By Maureen Talarico
Essentia Health-St. Mary’s Medical Center is the first hospital in the Northland to offer orthopedic patients robotic-arm assisted joint replacement surgery.
Called Mako, the robotic-arm assists surgeons performing total knee, partial knee and hip replacement surgeries. The robotic arm combines digital planning, computer technology and surgical technique to allow for the most accurate hip and knee replacements.
“The Mako robotic-arm assisted surgery system is a new technology that provides surgeons a tool with much greater accuracy and safety for performing hip and knee replacement procedures. The more accurately hip and knee implants are placed in the patient’s body, the more successful they will be and the longer they will last,” said Orthopedic Surgeon Dr. Brad Edgerton (left). “Until now, only manual cutting guides were available to surgeons to assist in placement of implants.”
One unique aspect of the Mako surgical system happens well before surgery. CT imaging is done on the knee or hip, allowing for a 3D model, creating an accurate, individual picture for each patient’s joint, identifying the implant size, orientation and alignment based on their unique anatomy. In surgery, using this pre-operative personalized plan, the surgeon guides the robotic-arm to make the precise bone cuts. Adjustments can be made at any time during the operation, since the surgeon is the one performing the operation.
“During the surgery the robotic arm allows me to follow the personalized surgical plan exactly and fine tune it, as needed,” Dr. Edgerton said. “This way, the exact placement of the hip and knee replacement can be assured and the best possible outcomes achieved for our patients. No other orthopedic robotic system incorporates preoperative imaging to allow this degree of accuracy.”
Mako also benefits patients by targeting only the part of the knee that is damaged, sparing healthy bone and ligaments. A partial or total knee replacement can be done with great accuracy than normal instruments have previously allowed.
“Because we know exactly what we will be doing for a patient ahead of the operation, we won’t need bulky cutting blocks to guide our bone preparation, allowing for a less invasive surgery and a quicker recovery period,” said Dr. Edgerton.
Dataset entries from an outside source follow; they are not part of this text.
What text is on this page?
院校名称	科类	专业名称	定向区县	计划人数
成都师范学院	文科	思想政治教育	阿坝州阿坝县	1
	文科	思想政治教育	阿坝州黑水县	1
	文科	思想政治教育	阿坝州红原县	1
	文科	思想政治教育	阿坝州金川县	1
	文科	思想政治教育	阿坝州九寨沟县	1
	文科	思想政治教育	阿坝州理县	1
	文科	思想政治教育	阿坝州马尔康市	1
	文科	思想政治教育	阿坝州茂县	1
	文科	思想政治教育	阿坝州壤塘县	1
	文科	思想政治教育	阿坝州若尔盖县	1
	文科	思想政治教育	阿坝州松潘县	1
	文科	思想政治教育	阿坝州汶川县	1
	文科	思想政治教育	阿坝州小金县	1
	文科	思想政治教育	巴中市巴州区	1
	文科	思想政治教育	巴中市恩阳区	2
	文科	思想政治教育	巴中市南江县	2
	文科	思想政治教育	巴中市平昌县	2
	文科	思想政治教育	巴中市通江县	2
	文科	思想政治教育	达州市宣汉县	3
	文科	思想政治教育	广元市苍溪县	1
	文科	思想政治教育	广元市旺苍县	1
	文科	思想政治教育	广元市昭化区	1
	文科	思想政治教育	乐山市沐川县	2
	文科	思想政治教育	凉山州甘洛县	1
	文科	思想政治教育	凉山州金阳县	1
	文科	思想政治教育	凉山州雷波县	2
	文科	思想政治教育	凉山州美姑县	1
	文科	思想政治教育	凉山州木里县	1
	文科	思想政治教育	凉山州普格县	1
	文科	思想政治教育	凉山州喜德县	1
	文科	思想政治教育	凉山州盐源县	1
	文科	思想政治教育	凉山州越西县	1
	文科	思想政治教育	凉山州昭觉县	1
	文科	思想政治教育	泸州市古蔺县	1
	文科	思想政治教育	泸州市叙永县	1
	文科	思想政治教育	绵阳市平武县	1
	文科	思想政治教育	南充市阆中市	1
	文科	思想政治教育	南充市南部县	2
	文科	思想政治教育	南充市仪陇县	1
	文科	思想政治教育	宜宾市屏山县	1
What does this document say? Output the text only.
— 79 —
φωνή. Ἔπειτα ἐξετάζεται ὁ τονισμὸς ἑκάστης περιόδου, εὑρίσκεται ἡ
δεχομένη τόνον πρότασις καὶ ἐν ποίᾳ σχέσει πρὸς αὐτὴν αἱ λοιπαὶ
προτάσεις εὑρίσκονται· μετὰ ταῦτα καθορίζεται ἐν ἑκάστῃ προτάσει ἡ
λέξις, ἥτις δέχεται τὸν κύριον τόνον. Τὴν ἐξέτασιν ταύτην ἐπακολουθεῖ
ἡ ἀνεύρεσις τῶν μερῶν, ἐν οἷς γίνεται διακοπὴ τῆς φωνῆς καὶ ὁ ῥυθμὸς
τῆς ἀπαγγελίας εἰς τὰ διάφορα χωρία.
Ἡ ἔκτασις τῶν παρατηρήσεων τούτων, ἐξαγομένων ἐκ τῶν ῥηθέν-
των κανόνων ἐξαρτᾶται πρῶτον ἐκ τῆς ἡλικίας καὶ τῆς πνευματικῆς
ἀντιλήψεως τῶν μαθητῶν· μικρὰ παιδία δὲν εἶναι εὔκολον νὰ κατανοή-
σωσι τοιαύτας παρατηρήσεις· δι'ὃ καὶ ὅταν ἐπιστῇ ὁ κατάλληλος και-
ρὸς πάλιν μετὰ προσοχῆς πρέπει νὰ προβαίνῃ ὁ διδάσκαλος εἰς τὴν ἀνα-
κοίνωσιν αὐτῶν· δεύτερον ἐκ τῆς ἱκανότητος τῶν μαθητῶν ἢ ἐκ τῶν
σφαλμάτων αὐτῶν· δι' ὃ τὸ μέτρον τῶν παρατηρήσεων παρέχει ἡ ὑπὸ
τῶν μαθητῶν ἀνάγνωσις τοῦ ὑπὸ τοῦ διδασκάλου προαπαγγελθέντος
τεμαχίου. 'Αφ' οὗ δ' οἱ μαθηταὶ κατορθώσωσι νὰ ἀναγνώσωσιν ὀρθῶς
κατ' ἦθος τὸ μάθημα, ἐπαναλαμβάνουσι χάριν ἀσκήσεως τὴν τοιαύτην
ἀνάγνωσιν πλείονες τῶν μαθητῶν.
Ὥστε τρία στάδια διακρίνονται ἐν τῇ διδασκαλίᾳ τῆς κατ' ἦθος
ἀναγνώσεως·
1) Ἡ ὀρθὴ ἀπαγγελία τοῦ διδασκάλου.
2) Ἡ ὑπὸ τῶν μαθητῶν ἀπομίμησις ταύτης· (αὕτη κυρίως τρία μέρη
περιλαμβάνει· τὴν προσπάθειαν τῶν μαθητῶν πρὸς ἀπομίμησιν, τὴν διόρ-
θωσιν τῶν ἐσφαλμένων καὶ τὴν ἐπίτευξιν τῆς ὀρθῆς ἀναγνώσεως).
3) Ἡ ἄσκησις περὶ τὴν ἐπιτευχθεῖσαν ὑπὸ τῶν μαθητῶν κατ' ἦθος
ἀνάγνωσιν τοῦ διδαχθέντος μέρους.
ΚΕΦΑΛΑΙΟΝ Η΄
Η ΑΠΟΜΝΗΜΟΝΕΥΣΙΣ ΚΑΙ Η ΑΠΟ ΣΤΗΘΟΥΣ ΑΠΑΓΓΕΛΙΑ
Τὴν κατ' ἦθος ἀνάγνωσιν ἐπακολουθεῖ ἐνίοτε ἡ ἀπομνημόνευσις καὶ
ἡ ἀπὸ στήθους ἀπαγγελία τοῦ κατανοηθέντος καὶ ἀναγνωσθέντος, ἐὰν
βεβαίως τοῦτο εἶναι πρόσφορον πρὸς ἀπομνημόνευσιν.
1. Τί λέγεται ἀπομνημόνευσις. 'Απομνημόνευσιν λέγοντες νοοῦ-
Any patient who is a candidate for a partial knee, total knee or total hip replacement can chose the Mako technology.
“At Essentia Health, we are committed to medically preparing patients for joint replacement surgery and using all proven non-operative measures before operating and the Mako system does not change that,” Dr. Edgerton said.
Dr. Edgerton has completed the full training program for Mako, including study at Stryker’s main headquarters where Mako was developed, labs with nationally recognized experts on robotic joint replacement procedures and participating in surgeries at established centers.
“Professionally, I am committed to providing the highest quality joint replacement possible and the Mako technology is another advancement in our ability to bring higher quality, more precise and safer joint replacement surgery to our patients,” said Dr. Edgerton. “I am excited to bring this technology to our patients in northern Minnesota and Wisconsin. We know the guiding principles that ensure a good outcome for our patients, but we have never before had a tool this accurate to allow us to achieve those goals.”
Total knee replacements are expected to increase 673 percent by 2030 in the U.S. St. Mary’s anticipates 250 Mako robotic-arm assisted surgeries by June 2019.
“My practice is exclusively hip and knee replacement and revisions of those operations as needed. Despite performing more than 300 joint replacements a year, I think this technology will allow me to do an even better job for my patients,” he added.